Clustertruck is an absolutely truckin’ wild time

Even the best poker players are playing a game of chance. That’s exactly how it feels to play Landfall Games’ upcoming Clustertruck. No matter how good I thought I was getting at it, no matter how well I had done in the prior level, something unexpected would come along and put me in my place.

Part Hotline Miami (2012), part The Floor is Lava, Clustertruck’s objective is deceptively simple: jump from moving semi truck to semi truck until you reach the goal. Fall on the ground, though, and you have to start over. Easy, right? No. The second you take your first step you realize how blisteringly fast and loose the game controls; simply jumping from one truck to the next becomes a feat of precision and agility. But that’s not the hardest part.

narrowly avoiding cataclysmic pile-ups

As you barrel down each level, riding each truck with your heart in your throat, landscapes that reshape themselves and wonky physics throw proverbial wrenches in all your plans. The level may start calm, where the hundreds of trucks travel in unison, making jumping from one to the next relatively simple, until the level bottlenecks, moves under your feet, or introduces obstacles along the way. Next thing you know, you’re jumping over colliding trucks, narrowly avoiding cataclysmic pile-ups, and making it to the finish line by sheer dumb luck—never skill. It is, as you may have deduced from its name, a clusterfuck.

Getting from the beginning to the end of a level rarely takes one minute (not that you’ll be able to finish one on your first try), and Clustertruck’s use of the Tetris Effect constantly kept me engaged. Sure, I beat a level. But what was next? I just spent 15,000 points on a double jump, how will that affect my game?
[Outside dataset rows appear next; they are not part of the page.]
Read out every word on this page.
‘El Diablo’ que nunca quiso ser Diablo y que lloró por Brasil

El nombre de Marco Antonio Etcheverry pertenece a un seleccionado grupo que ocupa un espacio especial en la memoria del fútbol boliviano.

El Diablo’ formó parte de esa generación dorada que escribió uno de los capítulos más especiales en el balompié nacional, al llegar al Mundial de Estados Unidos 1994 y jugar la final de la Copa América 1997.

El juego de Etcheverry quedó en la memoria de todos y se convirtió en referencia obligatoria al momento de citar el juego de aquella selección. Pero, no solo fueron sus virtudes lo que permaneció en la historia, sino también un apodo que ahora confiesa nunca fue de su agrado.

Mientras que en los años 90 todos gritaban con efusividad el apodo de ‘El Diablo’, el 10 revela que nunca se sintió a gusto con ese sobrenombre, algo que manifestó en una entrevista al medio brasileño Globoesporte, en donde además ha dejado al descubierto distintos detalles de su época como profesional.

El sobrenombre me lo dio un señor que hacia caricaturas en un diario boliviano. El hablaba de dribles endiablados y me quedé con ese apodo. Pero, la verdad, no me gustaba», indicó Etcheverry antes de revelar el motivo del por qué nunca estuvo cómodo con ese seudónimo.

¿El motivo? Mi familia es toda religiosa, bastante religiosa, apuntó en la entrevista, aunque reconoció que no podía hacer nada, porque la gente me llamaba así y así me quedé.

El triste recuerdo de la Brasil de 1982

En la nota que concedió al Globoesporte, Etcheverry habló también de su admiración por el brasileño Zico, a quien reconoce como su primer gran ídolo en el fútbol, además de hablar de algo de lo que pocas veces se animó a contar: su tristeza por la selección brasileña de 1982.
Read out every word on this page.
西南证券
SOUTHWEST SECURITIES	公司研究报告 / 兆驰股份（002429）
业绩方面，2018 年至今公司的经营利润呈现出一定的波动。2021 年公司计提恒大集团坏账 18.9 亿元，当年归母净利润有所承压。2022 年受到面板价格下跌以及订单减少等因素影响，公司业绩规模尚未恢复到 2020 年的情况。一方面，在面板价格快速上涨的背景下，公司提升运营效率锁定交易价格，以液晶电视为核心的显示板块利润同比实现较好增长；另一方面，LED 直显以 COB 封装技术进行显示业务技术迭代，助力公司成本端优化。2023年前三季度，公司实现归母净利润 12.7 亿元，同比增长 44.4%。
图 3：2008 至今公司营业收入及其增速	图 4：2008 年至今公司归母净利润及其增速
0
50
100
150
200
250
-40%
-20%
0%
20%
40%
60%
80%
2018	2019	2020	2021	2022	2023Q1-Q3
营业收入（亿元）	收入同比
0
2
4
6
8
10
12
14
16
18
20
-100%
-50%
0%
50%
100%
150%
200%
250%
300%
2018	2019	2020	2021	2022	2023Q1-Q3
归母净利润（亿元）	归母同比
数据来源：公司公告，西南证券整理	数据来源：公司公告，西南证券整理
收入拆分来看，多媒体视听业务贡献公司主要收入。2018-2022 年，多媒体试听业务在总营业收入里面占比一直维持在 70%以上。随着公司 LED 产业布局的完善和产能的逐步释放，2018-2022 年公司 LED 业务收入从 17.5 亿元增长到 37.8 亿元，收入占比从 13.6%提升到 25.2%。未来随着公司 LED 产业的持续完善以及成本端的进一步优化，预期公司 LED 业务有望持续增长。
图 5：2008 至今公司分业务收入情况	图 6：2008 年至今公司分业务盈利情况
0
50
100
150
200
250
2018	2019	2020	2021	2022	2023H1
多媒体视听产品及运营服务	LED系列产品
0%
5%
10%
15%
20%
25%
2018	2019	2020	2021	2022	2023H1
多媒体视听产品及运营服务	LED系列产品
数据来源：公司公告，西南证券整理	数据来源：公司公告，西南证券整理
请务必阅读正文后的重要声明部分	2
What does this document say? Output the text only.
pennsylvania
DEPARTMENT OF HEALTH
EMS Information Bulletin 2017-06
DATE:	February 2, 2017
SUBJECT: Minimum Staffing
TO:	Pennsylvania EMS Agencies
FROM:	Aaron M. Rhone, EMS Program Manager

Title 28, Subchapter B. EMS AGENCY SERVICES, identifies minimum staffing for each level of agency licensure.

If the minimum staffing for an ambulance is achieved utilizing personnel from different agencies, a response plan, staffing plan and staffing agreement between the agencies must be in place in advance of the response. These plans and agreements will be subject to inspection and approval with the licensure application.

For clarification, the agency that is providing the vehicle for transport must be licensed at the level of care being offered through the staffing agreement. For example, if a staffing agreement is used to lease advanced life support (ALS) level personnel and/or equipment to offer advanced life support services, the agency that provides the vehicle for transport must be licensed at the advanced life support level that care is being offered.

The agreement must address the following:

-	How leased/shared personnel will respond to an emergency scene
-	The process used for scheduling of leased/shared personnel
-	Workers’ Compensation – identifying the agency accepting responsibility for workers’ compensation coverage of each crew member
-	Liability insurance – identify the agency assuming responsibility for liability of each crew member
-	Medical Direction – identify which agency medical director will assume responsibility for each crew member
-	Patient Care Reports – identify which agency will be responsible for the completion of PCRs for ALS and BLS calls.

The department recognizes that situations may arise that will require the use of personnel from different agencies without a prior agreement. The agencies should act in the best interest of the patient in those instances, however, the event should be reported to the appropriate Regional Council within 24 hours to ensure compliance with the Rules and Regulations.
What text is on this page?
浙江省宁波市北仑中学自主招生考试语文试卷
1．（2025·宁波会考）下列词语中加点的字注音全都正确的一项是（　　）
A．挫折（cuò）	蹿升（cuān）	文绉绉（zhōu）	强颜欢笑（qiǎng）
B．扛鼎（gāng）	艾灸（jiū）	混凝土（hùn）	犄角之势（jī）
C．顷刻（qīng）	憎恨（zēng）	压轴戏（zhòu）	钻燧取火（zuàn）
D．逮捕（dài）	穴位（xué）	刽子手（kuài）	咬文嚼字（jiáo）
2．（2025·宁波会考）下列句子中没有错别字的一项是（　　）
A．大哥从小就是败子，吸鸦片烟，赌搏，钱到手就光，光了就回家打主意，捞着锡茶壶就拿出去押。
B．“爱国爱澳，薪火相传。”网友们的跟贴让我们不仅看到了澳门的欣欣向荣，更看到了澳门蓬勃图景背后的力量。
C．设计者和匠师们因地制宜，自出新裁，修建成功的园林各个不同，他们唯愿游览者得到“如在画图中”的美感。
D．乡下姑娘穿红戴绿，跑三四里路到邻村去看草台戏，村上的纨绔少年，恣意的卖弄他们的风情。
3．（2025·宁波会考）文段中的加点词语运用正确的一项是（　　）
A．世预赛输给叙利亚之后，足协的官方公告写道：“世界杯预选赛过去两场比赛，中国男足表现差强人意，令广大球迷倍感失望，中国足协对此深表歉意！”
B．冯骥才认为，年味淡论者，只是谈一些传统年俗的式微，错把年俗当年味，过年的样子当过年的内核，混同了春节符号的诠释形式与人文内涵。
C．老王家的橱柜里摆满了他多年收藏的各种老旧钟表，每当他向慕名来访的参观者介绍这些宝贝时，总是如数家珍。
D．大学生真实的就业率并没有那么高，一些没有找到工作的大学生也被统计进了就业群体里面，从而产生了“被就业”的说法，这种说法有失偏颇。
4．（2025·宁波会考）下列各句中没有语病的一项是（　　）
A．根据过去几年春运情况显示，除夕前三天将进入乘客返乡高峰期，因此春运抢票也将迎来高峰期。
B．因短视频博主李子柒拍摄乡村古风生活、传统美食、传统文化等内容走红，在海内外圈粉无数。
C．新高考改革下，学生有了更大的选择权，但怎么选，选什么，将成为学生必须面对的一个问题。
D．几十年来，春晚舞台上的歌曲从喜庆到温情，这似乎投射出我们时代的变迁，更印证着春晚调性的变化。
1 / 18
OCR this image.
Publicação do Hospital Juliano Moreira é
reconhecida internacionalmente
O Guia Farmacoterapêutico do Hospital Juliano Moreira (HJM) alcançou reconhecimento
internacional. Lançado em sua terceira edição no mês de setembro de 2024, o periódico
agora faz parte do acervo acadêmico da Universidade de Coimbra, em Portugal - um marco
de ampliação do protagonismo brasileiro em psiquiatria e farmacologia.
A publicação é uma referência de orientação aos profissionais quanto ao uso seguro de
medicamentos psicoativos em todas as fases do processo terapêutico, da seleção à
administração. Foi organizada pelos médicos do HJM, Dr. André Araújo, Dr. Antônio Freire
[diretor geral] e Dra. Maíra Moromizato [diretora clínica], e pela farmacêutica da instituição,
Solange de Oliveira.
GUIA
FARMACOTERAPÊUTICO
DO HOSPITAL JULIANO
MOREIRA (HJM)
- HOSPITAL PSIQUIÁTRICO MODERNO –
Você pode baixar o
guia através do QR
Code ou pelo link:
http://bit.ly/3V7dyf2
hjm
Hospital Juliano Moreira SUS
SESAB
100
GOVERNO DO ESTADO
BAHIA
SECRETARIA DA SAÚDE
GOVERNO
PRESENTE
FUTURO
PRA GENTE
It’s constantly challenging you to do better, to do more, all the while never relenting, always getting harder and crazier.

Clustertruck’s random nature isn’t without its problems, though. Sometimes colliding trucks will make impossible obstacles to get around, leading to an inevitable failure. It’s unfair, sure, but its good largely outweighs its bad. I’m stuck right now. I can’t for the life of me get past this level, but I can’t wait to go back, to try again. It’s a goofy, annoying, and kinda great.

Clustertruck will be released September 27 via Steam.